Once in a while, you may get a question on a numeracy test that looks absolutely impossible – a complicated sum with insanely detailed numbers, for example, almost as if it’s designed to make you panic. Make sure you read the question carefully: almost always, they ask you to give an approximate answer, which is a much, much easier thing to do.

## Round off with decimal places

A decimal point is a dot somewhere in a number. You use one almost every time you write down an amount of money, such as £19.50. The dot tells you where the whole pounds (or whole numbers) end and the pennies (or parts of a whole number) begin.

Decimal places are simply how many numbers there are after the dot. Money is normally limited to two decimal places, but in other contexts you may get more decimal places.

A very common question in numeracy tests is to round a number to a certain number of decimal places, which means to find the number of the right size that’s the nearest to the exact answer. Here’s how:

1. Find the dot in the number and count that many spaces to the right of it. Draw a vertical line here.

2. If the number to the right of the line is small (from 0 to 4), just cross out everything to the right of the line.

3. If the number to the right of the line is big (5 to 9), you have to round up. Replace the last number to the left of the line with one number higher.

If the number to the left of the bar is a nine and you have to round up, you have to add one to the next digit to the left as well. If that happened to be a nine as well, you’d have to add one to that and so on. So if you had to round 37.997 to two decimal places, the answer would be 38.00.

If you have to round 43.254 to two decimal places, you count two spaces to the right of the dot and draw a line: 43.25|4. The next number is small, so you just chop off everything after the line to get 43.25.

To round 84.05 to one decimal place, you count one space to the right and draw in a line: 84.0|5; the next number is large, so you replace the 0 with a 1 to get 84.1.

If you have to round a number to the nearest whole number, you use a very similar method – you just put the line where the dot is.
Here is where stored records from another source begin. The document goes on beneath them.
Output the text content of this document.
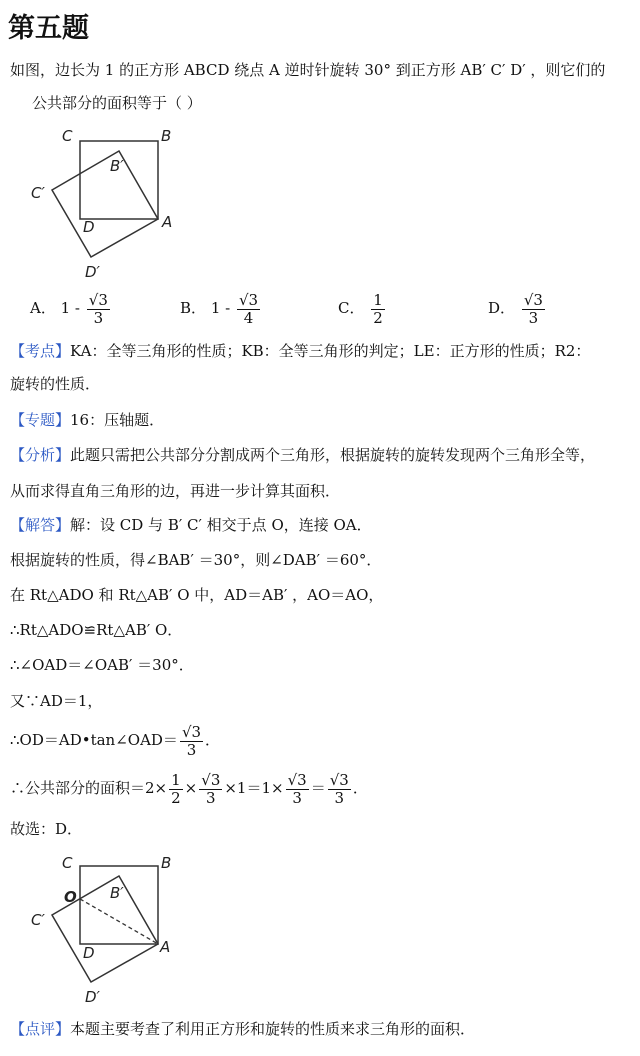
第五题
如图，边长为 1 的正方形 ABCD 绕点 A 逆时针旋转 30° 到正方形 AB′ C′ D′ ，则它们的
公共部分的面积等于（ ）
C	B
B′
C′
D	A
D′
A． $1 - \frac{√3}{3}$	B． $1 - \frac{√3}{4}$	C． $\frac{1}{2}$	D． $\frac{√3}{3}$
【考点】KA：全等三角形的性质；KB：全等三角形的判定；LE：正方形的性质；R2：
旋转的性质．
【专题】16：压轴题．
【分析】此题只需把公共部分分割成两个三角形，根据旋转的旋转发现两个三角形全等，
从而求得直角三角形的边，再进一步计算其面积．
【解答】解：设 CD 与 B′ C′ 相交于点 O，连接 OA．
根据旋转的性质，得∠BAB′ ＝30°，则∠DAB′ ＝60°．
在 Rt△ADO 和 Rt△AB′ O 中，AD＝AB′ ，AO＝AO，
∴Rt△ADO≌Rt△AB′ O．
∴∠OAD＝∠OAB′ ＝30°．
又∵AD＝1，
∴OD＝AD•tan∠OAD＝ $\frac{√3}{3}$ ．
∴公共部分的面积$=2\times \frac{1}{2} \times \frac{√3}{3} \times 1=1\times \frac{√3}{3} = \frac{√3}{3}$ ．
故选：D．
C	B
O B′
C′
D	A
D′
【点评】本题主要考查了利用正方形和旋转的性质来求三角形的面积．
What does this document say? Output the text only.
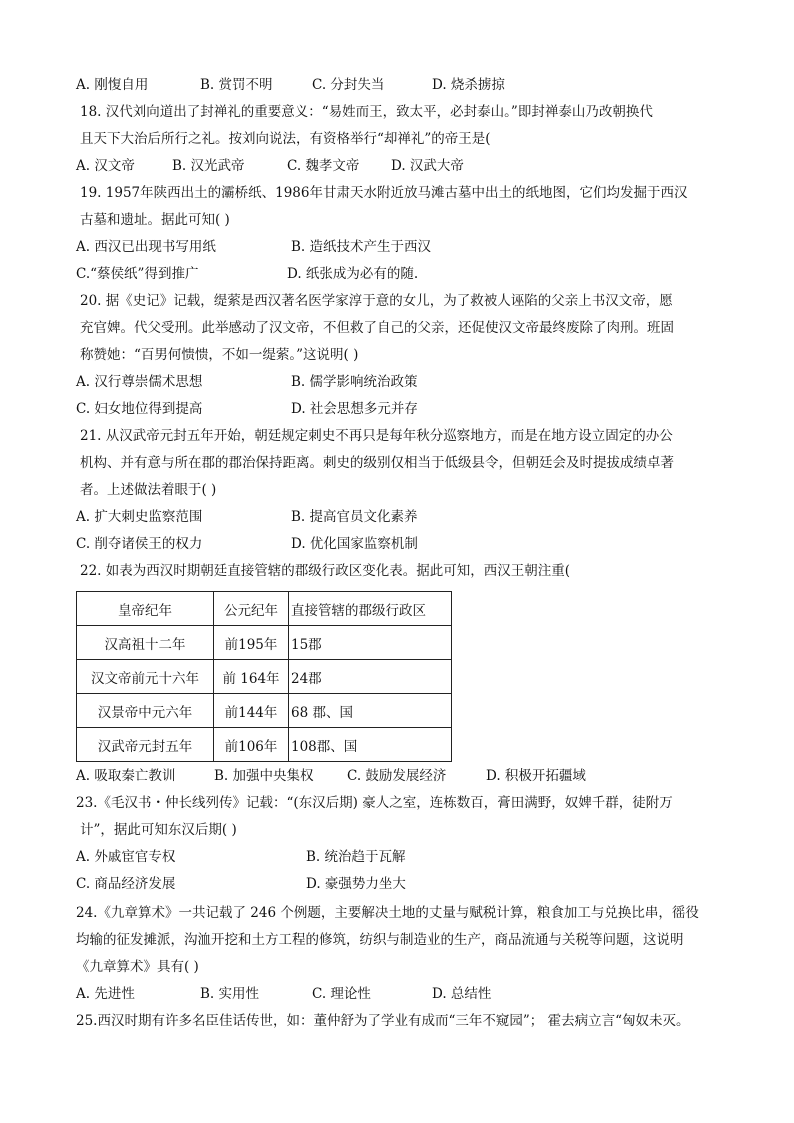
A. 刚愎自用	B. 赏罚不明	C. 分封失当	D. 烧杀掳掠
18. 汉代刘向道出了封禅礼的重要意义：“易姓而王，致太平，必封泰山。”即封禅泰山乃改朝换代
且天下大治后所行之礼。按刘向说法，有资格举行“却禅礼”的帝王是(
A. 汉文帝	B. 汉光武帝	C. 魏孝文帝 D. 汉武大帝
19. 1957年陕西出土的灞桥纸、1986年甘肃天水附近放马滩古墓中出土的纸地图，它们均发掘于西汉
古墓和遗址。据此可知( )
A. 西汉已出现书写用纸	B. 造纸技术产生于西汉
C.“蔡侯纸”得到推广	D. 纸张成为必有的随.
20. 据《史记》记载，缇萦是西汉著名医学家淳于意的女儿，为了救被人诬陷的父亲上书汉文帝，愿
充官婢。代父受刑。此举感动了汉文帝，不但救了自己的父亲，还促使汉文帝最终废除了肉刑。班固
称赞她：“百男何愦愦，不如一缇萦。”这说明( )
A. 汉行尊崇儒术思想	B. 儒学影响统治政策
C. 妇女地位得到提高	D. 社会思想多元并存
21. 从汉武帝元封五年开始，朝廷规定刺史不再只是每年秋分巡察地方，而是在地方设立固定的办公
机构、并有意与所在郡的郡治保持距离。刺史的级别仅相当于低级县令，但朝廷会及时提拔成绩卓著
者。上述做法着眼于( )
A. 扩大刺史监察范围	B. 提高官员文化素养
C. 削夺诸侯王的权力	D. 优化国家监察机制
22. 如表为西汉时期朝廷直接管辖的郡级行政区变化表。据此可知，西汉王朝注重(
皇帝纪年	公元纪年	直接管辖的郡级行政区
汉高祖十二年	前195年	15郡
汉文帝前元十六年	前 164年	24郡
汉景帝中元六年	前144年	68 郡、国
汉武帝元封五年	前106年	108郡、国
A. 吸取秦亡教训	B. 加强中央集权 C. 鼓励发展经济	D. 积极开拓疆域
23.《毛汉书・仲长线列传》记载：“(东汉后期) 豪人之室，连栋数百，膏田满野，奴婢千群，徒附万
计”，据此可知东汉后期( )
A. 外戚宦官专权	B. 统治趋于瓦解
C. 商品经济发展	D. 豪强势力坐大
24.《九章算术》一共记载了 246 个例题，主要解决土地的丈量与赋税计算，粮食加工与兑换比串，徭役
均输的征发摊派，沟洫开挖和土方工程的修筑，纺织与制造业的生产，商品流通与关税等问题，这说明
《九章算术》具有( )
A. 先进性	B. 实用性	C. 理论性	D. 总结性
25.西汉时期有许多名臣佳话传世，如：董仲舒为了学业有成而“三年不窥园”； 霍去病立言“匈奴未灭。
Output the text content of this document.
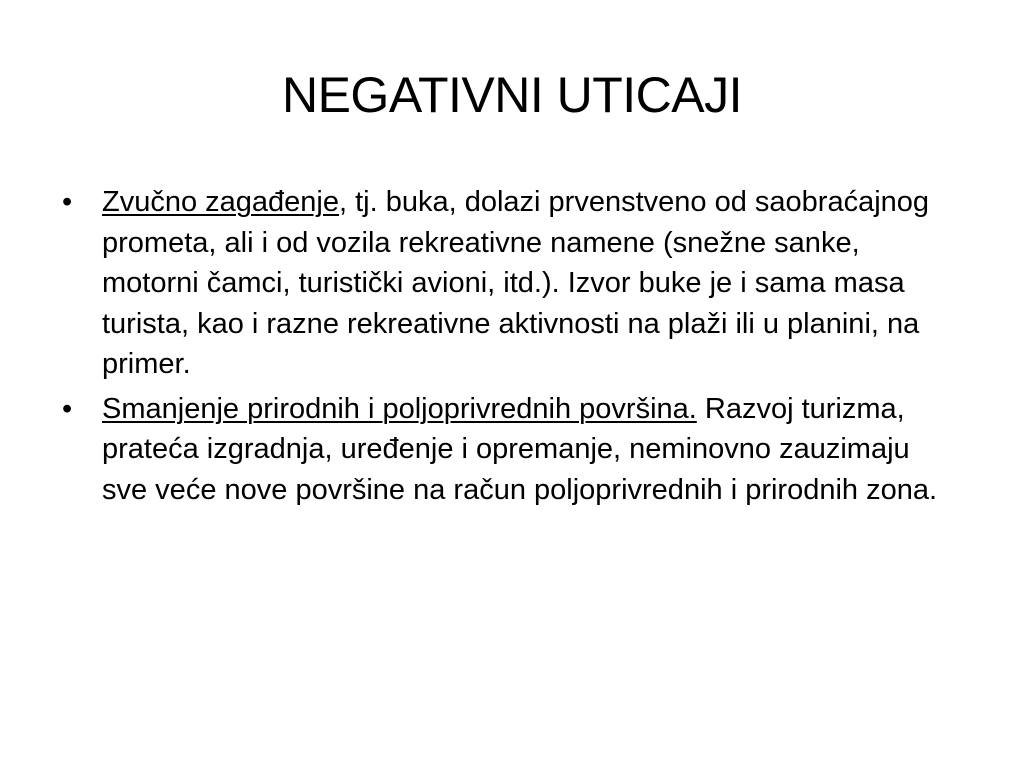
NEGATIVNI UTICAJI
•	Zvučno zagađenje, tj. buka, dolazi prvenstveno od saobraćajnog prometa, ali i od vozila rekreativne namene (snežne sanke, motorni čamci, turistički avioni, itd.). Izvor buke je i sama masa turista, kao i razne rekreativne aktivnosti na plaži ili u planini, na primer.
•	Smanjenje prirodnih i poljoprivrednih površina. Razvoj turizma, prateća izgradnja, uređenje i opremanje, neminovno zauzimaju sve veće nove površine na račun poljoprivrednih i prirodnih zona.
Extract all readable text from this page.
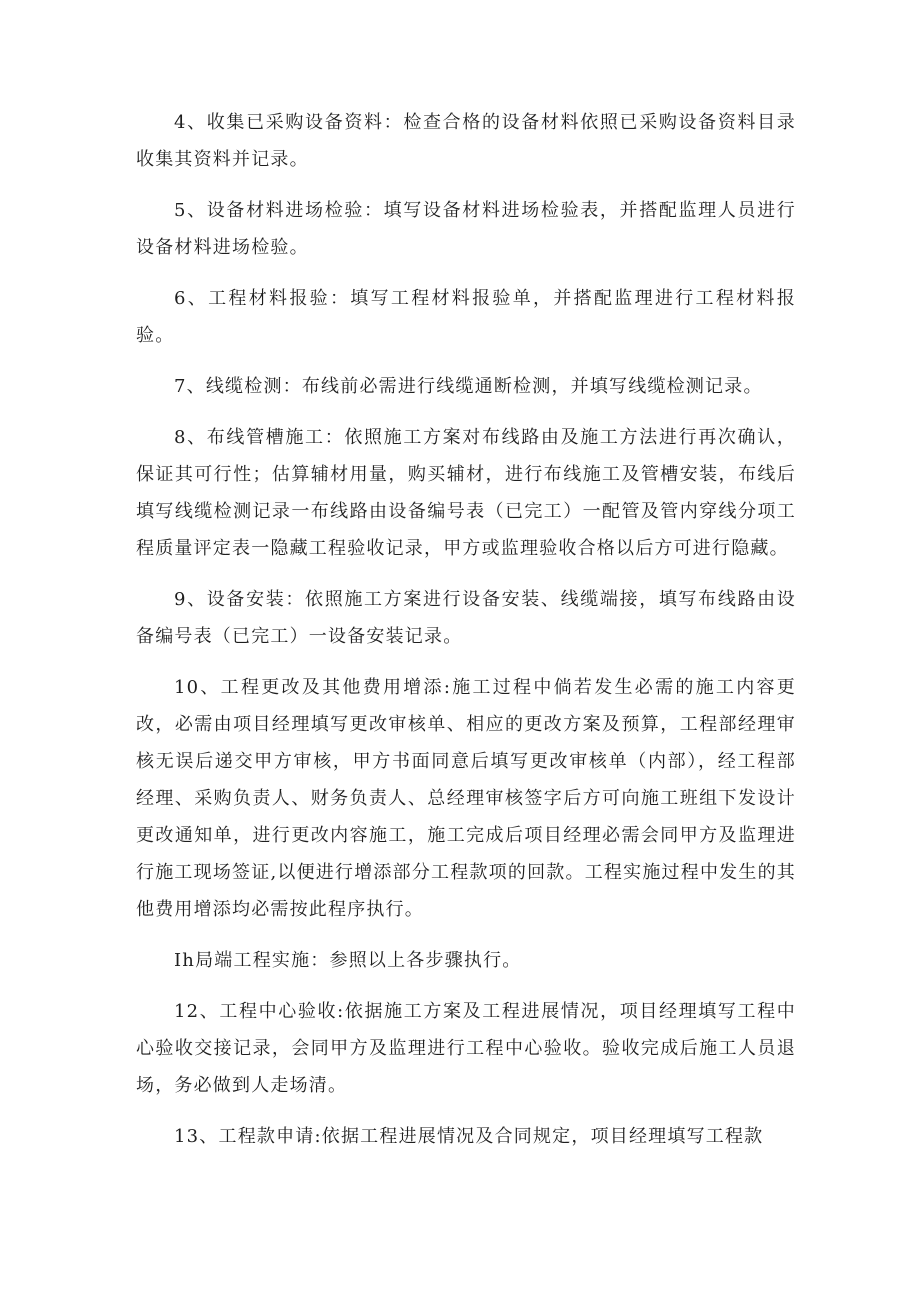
4、收集已采购设备资料：检查合格的设备材料依照已采购设备资料目录收集其资料并记录。

5、设备材料进场检验：填写设备材料进场检验表，并搭配监理人员进行设备材料进场检验。

6、工程材料报验：填写工程材料报验单，并搭配监理进行工程材料报验。

7、线缆检测：布线前必需进行线缆通断检测，并填写线缆检测记录。

8、布线管槽施工：依照施工方案对布线路由及施工方法进行再次确认，保证其可行性；估算辅材用量，购买辅材，进行布线施工及管槽安装，布线后填写线缆检测记录一布线路由设备编号表（已完工）一配管及管内穿线分项工程质量评定表一隐藏工程验收记录，甲方或监理验收合格以后方可进行隐藏。

9、设备安装：依照施工方案进行设备安装、线缆端接，填写布线路由设备编号表（已完工）一设备安装记录。

10、工程更改及其他费用增添:施工过程中倘若发生必需的施工内容更改，必需由项目经理填写更改审核单、相应的更改方案及预算，工程部经理审核无误后递交甲方审核，甲方书面同意后填写更改审核单（内部），经工程部经理、采购负责人、财务负责人、总经理审核签字后方可向施工班组下发设计更改通知单，进行更改内容施工，施工完成后项目经理必需会同甲方及监理进行施工现场签证,以便进行增添部分工程款项的回款。工程实施过程中发生的其他费用增添均必需按此程序执行。

Ih局端工程实施：参照以上各步骤执行。

12、工程中心验收:依据施工方案及工程进展情况，项目经理填写工程中心验收交接记录，会同甲方及监理进行工程中心验收。验收完成后施工人员退场，务必做到人走场清。

13、工程款申请:依据工程进展情况及合同规定，项目经理填写工程款
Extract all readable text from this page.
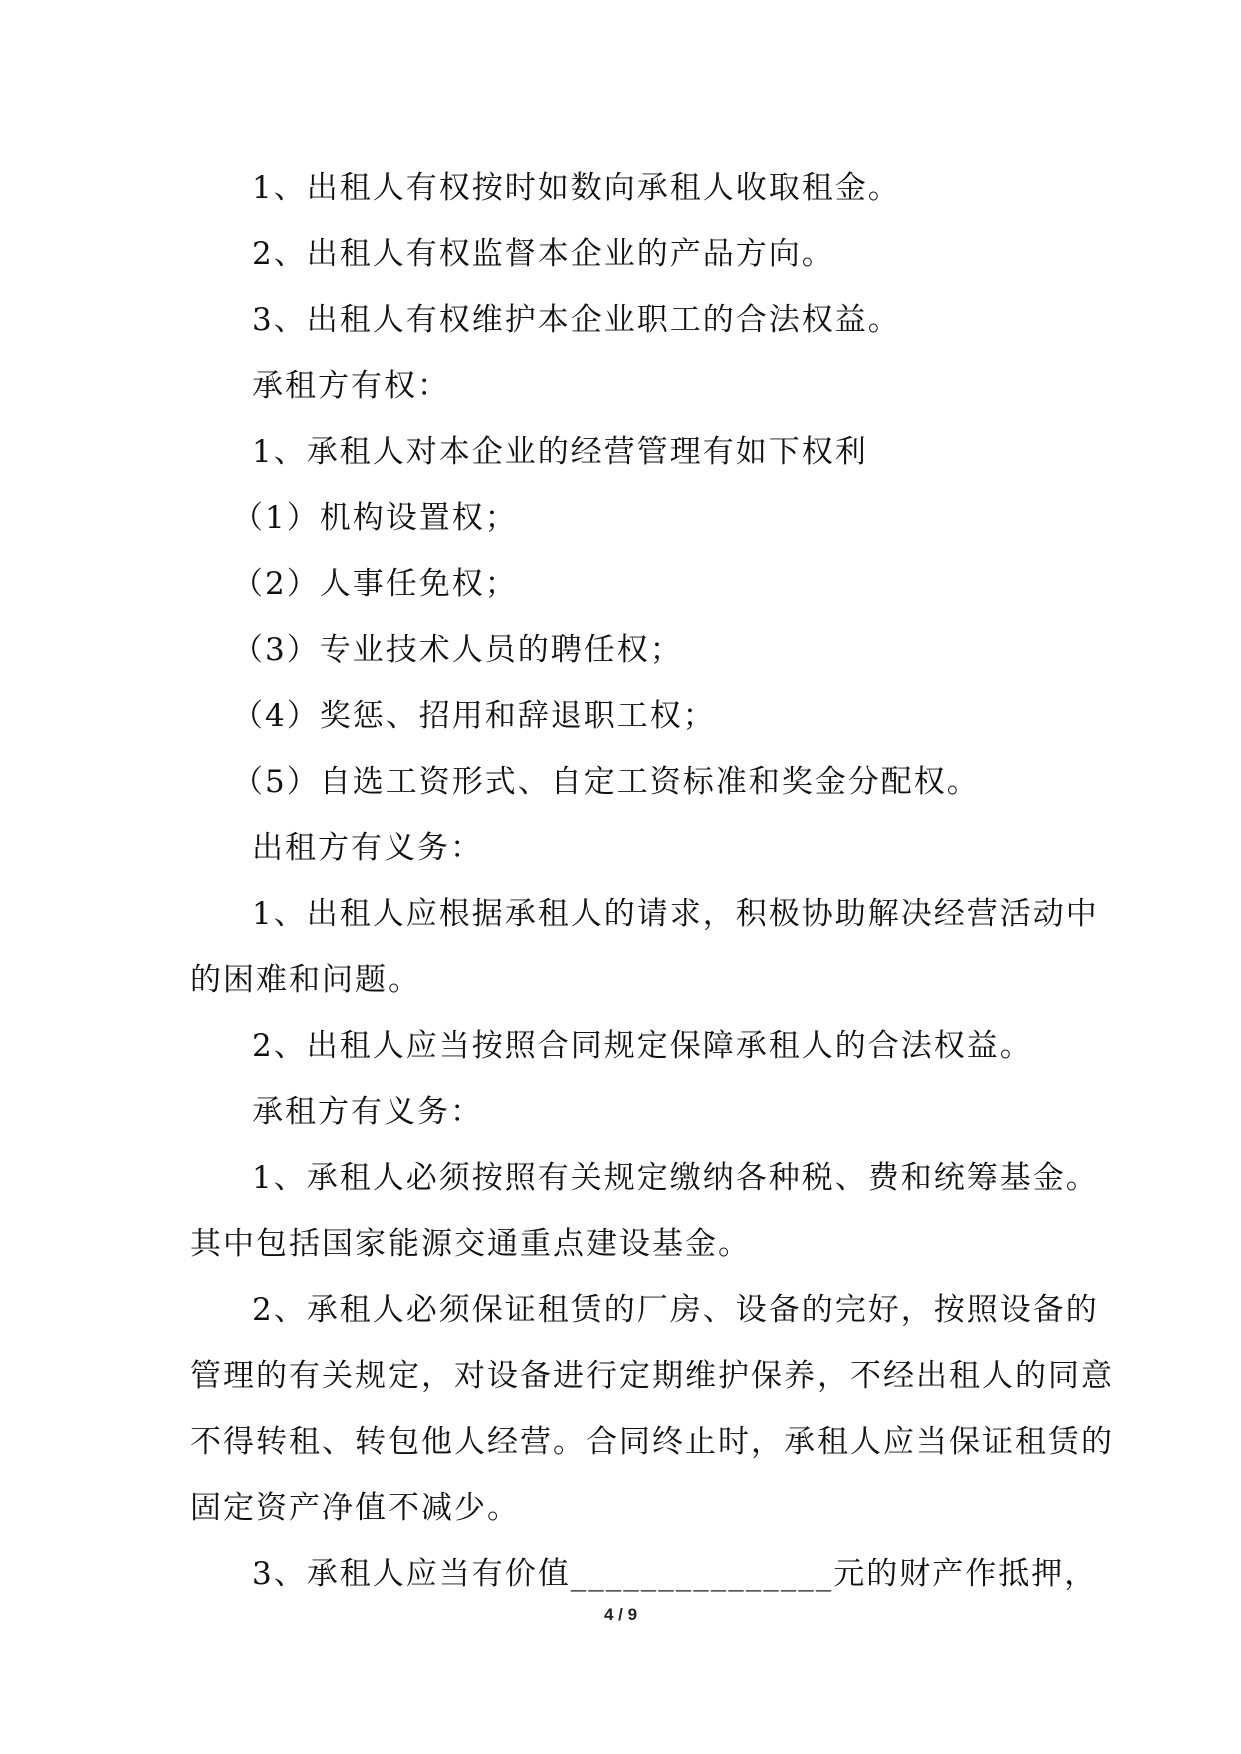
1、出租人有权按时如数向承租人收取租金。
2、出租人有权监督本企业的产品方向。
3、出租人有权维护本企业职工的合法权益。
承租方有权：
1、承租人对本企业的经营管理有如下权利
（1）机构设置权；
（2）人事任免权；
（3）专业技术人员的聘任权；
（4）奖惩、招用和辞退职工权；
（5）自选工资形式、自定工资标准和奖金分配权。
出租方有义务：
1、出租人应根据承租人的请求，积极协助解决经营活动中
的困难和问题。
2、出租人应当按照合同规定保障承租人的合法权益。
承租方有义务：
1、承租人必须按照有关规定缴纳各种税、费和统筹基金。
其中包括国家能源交通重点建设基金。
2、承租人必须保证租赁的厂房、设备的完好，按照设备的
管理的有关规定，对设备进行定期维护保养，不经出租人的同意
不得转租、转包他人经营。合同终止时，承租人应当保证租赁的
固定资产净值不减少。
3、承租人应当有价值_______________元的财产作抵押，
4 / 9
For example to round 45.34 to the nearest whole number, it would become 45|34; the three is small, so you would round it down to 45.

To round to the nearest ten, you put the line one space to the left of the dot, just after the ‘ten’ part of the number.

After you’ve rounded, you add a zero at the end so the number is about the same size as it was before – to round 248 to the nearest ten, it would become 24|8 which rounds up to 25, but 25 isn’t anywhere near 248, so you add a zero to make it 250.

The same kinds of rules apply for rounding to the nearest hundred (you put the line after the ‘hundreds’ digit and add two zeros at the end) or the nearest thousand (the line goes after the ‘thousands’ digit and you add three zeros when you’ve rounded).

## Two steps for working in approximations

Getting an approximate answer to a complicated sum is as easy as this two-step recipe:

1. Round all of the numbers involved as roughly as the question tells you to (for example, it might say ‘to the nearest 10p’ or ‘to the nearest whole number’). If it doesn’t tell you, round it after the first digit.

2. Do the sum with your nice round numbers. Your answer won’t be as precise, but it’ll be in the right ballpark – which is what they want when they ask for a rough answer.